On Monday, President Donald Trump retweeted an image of Tillman from user @jayMAGA45, with the caption, "NFLplayer PatTillman joined U.S. Army in 2002. He was killed in action 2004. He fought 4our country/freedom. #StandForOurAnthem #BoycottNFL."

The retweet came amid Trump's comments — beginning at a rally Friday and stretching into Tuesday — railing against football players who have taken a knee during the national anthem in protest of police brutality in the United States.

"The issue of kneeling has nothing to do with race. It is about respect for our Country, Flag and National Anthem. NFL must respect this!" Trump tweeted just hours before sharing Tillman's image.

On Monday evening, Pat Tillman's wife Marie Tillman said in a statement to CNN that her late husband's legacy was one of unity.

Related: Reaction to Trump's NFL Feud Mount as Protests Continue in Monday Night Game

"It is my hope that his memory should always remind people that we must come together. Pat's service, along with that of every man and woman's service, should never be politicized in a way that divides us. We are too great of a country for that," Marie Tillman wrote. "Those that serve fight for American ideals of freedom, justice and democracy. They and their families know the cost of that fight. I know the very personal cost in a way I feel acutely every day."

Pat Tillman turned down a three-year $3.6 million contract with the Cardinals to enlist in the military in May 2002. Deeply moved by the terror attacks of September 11, 2001, Tillman said he felt an obligation to make his life count.

"My great grandfather was at Pearl Harbor, and a lot of my family has ... gone and fought in wars, and I really haven't done a damn thing as far as laying myself on the line like that," Tillman told NBC News on Sept. 12, 2001.

While serving in Khost Province in southeastern Afghanistan in April 2004, Tillman was killed during a firefight. Initially believed to be a battle between the Taliban and U.S. soldiers, the military later revealed that Tillman was killed by friendly fire.

But many who served with Tillman insist he understood the validity of the war in Afghanistan, the football star was vehemently against the war in Iraq and President George W. Bush.

"This war is so f---ing illegal," Tillman told Spc. Russell Baer, according to a report from SF Gate after the NFL star's death.

In a biography written by Jon Krakauer, a friend recalled Tillman saying that if he died, he didn't want to be turned into a poster boy.

Related: Trump's Tweets Don't Help TV Ratings

"I don't want them to parade me through the streets," Tillman said.

It was this sentiment Marie Tillman reiterated as her husband's image spread across Twitter as an argument against NFL players' current anthem protests. She added that Americans' right to protest was why her husband gave his life.

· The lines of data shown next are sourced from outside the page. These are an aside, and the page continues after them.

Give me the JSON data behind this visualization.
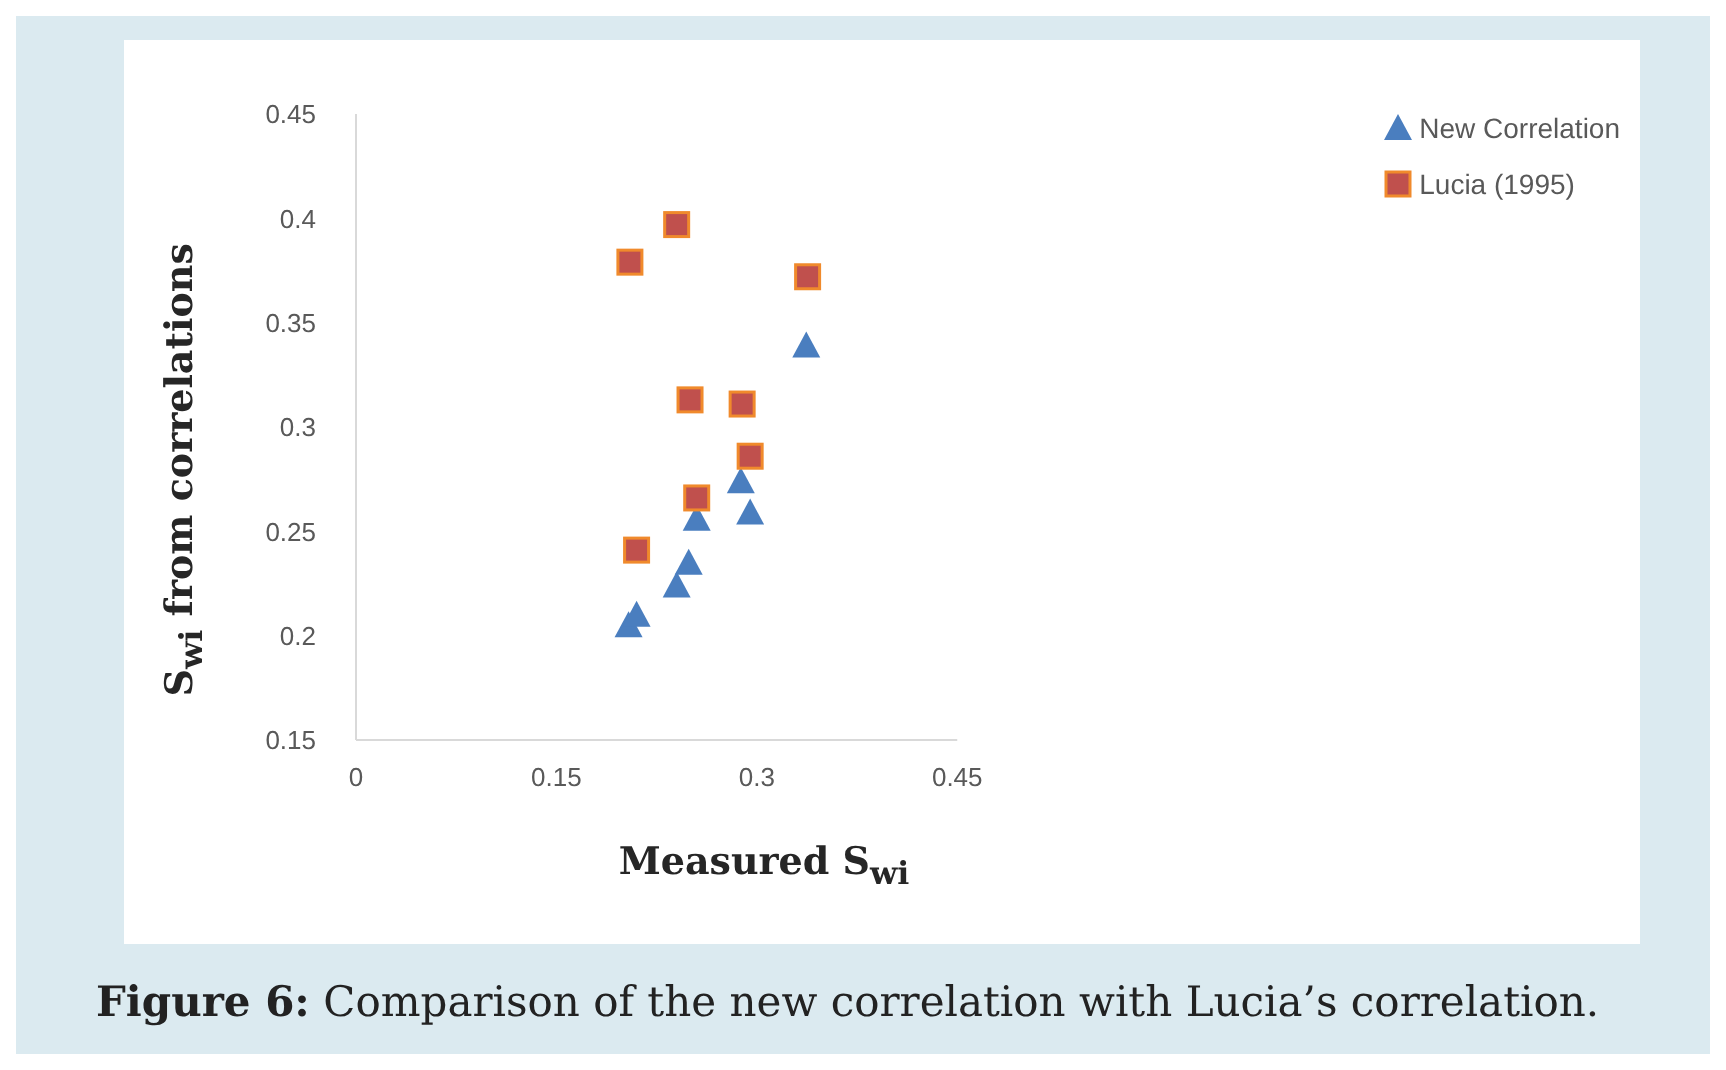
{
  "chart_data": {
    "type": "scatter",
    "xlabel": "Measured S$_{wi}$",
    "ylabel": "S$_{wi}$ from correlations",
    "annotations": [
      "Figure 6: Comparison of the new correlation with Lucia’s correlation."
    ],
    "series": [
      {
        "name": "New Correlation",
        "color": "#4a7ebf",
        "marker": "triangle",
        "x": [
          0.204,
          0.21,
          0.24,
          0.249,
          0.255,
          0.288,
          0.295,
          0.337
        ],
        "values": [
          0.205,
          0.21,
          0.224,
          0.235,
          0.256,
          0.274,
          0.259,
          0.339
        ]
      },
      {
        "name": "Lucia (1995)",
        "color": "#c0504d",
        "marker": "square",
        "x": [
          0.205,
          0.24,
          0.338,
          0.25,
          0.289,
          0.295,
          0.255,
          0.21
        ],
        "values": [
          0.379,
          0.397,
          0.372,
          0.313,
          0.311,
          0.286,
          0.266,
          0.241
        ]
      }
    ],
    "xlim": [
      0,
      0.45
    ],
    "xticks": [
      0,
      0.15,
      0.3,
      0.45
    ],
    "ylim": [
      0.15,
      0.45
    ],
    "yticks": [
      0.15,
      0.2,
      0.25,
      0.3,
      0.35,
      0.4,
      0.45
    ],
    "grid": false,
    "legend": "top right"
  }
}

"The very action of self expression [sic] and the freedom to speak from one's heart — no matter those views — is what Pat and so many other Americans have given their lives for. Even if they didn't always agree with those views," Marie Tillman wrote. "It is my sincere hope that our leaders both understand and learn from the lessons of Pat's life and death, and also those of so many other brave Americans."